Clinical Epidemiology & Biostatistics Unit, Murdoch Childrens Research Institute, The Royal Children's Hospital, Flemington Road Parkville, Melbourne, Victoria 3052, Australia.
BMC Med Res Methodol. 2013 Nov 20;13:144. doi: 10.1186/1471-2288-13-144.
Multiple imputation (MI) is becoming increasingly popular as a strategy for handling missing data, but there is a scarcity of tools for checking the adequacy of imputation models. The Kolmogorov-Smirnov (KS) test has been identified as a potential diagnostic method for assessing whether the distribution of imputed data deviates substantially from that of the observed data. The aim of this study was to evaluate the performance of the KS test as an imputation diagnostic.
Using simulation, we examined whether the KS test could reliably identify departures from assumptions made in the imputation model.
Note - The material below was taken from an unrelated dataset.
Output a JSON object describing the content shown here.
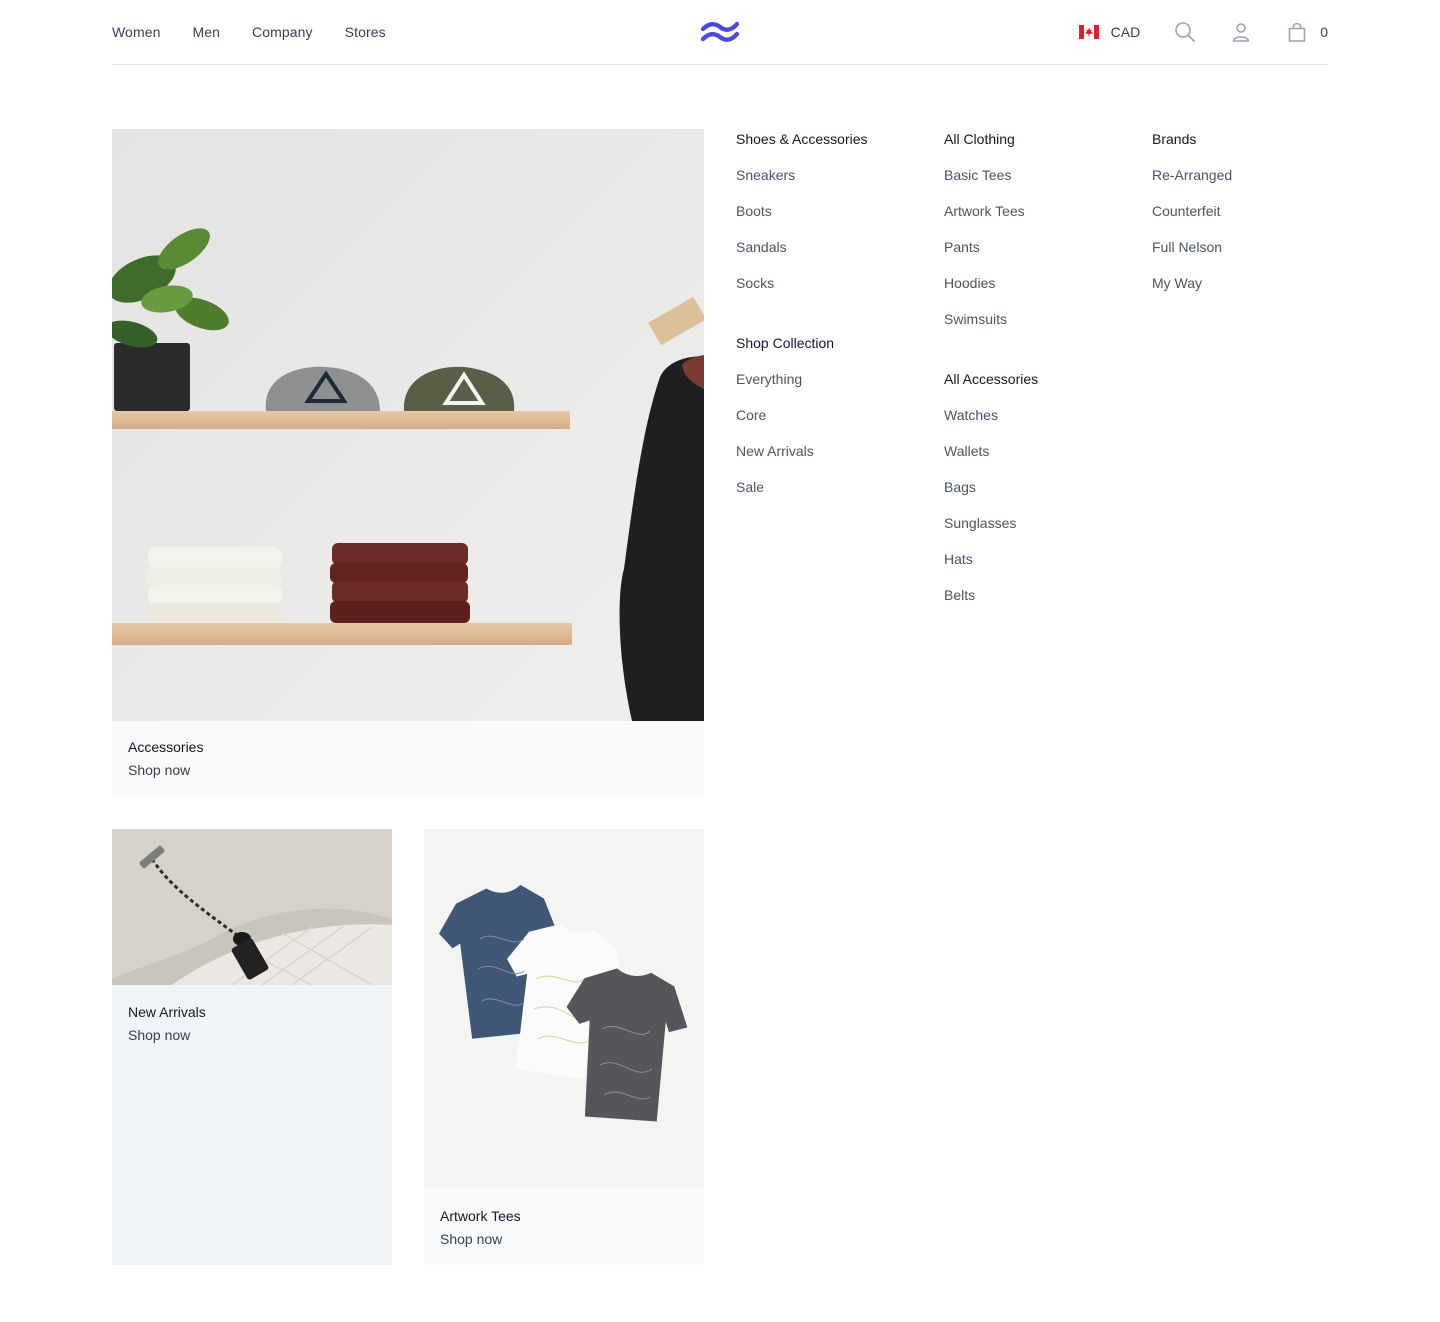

To do this we examined how the p-values from the KS test behaved when skewed and heavy-tailed data were imputed using a normal imputation model. We varied the amount of missing data, the missing data models and the amount of skewness, and evaluated the performance of KS test in diagnosing issues with the imputation models under these different scenarios.
The KS test was able to flag differences between the observations and imputed values; however, these differences did not always correspond to problems with MI inference for the regression parameter of interest. When there was a strong missing at random dependency, the KS p-values were very small, regardless of whether or not the MI estimates were biased; so that the KS test was not able to discriminate between imputed variables that required further investigation, and those that did not. The p-values were also sensitive to sample size and the proportion of missing data, adding to the challenge of interpreting the results from the KS test.
Given our study results, it is difficult to establish guidelines or recommendations for using the KS test as a diagnostic tool for MI. The investigation of other imputation diagnostics and their incorporation into statistical software are important areas for future research.
多重插补(MI)作为处理缺失数据的策略越来越受欢迎,但用于检查插补模型充分性的工具却很少。柯尔莫哥洛夫-斯米尔诺夫(KS)检验已被确定为评估插补数据的分布是否与观测数据有显著差异的潜在诊断方法。本研究旨在评估 KS 检验作为插补诊断的性能。
我们通过模拟研究了 KS 检验是否可以可靠地识别插补模型中假设的偏差。为此,我们研究了当使用正态插补模型插补偏态和重尾数据时,KS 检验的 p 值如何变化。我们改变了缺失数据的数量、缺失数据模型以及偏度的大小,并在这些不同的场景下评估 KS 检验在诊断插补模型问题方面的性能。
KS 检验能够标记观察值和插补值之间的差异;然而,这些差异并不总是对应于感兴趣的回归参数的 MI 推断问题。当存在强烈的随机缺失依赖性时,无论 MI 估计值是否存在偏差,KS p 值都非常小;因此,KS 检验无法区分需要进一步调查的插补变量和不需要进一步调查的插补变量。p 值还对样本量和缺失数据的比例敏感,这增加了解释 KS 检验结果的难度。
根据我们的研究结果,很难确定将 KS 检验作为 MI 诊断工具使用的准则或建议。调查其他插补诊断方法及其纳入统计软件是未来研究的重要领域。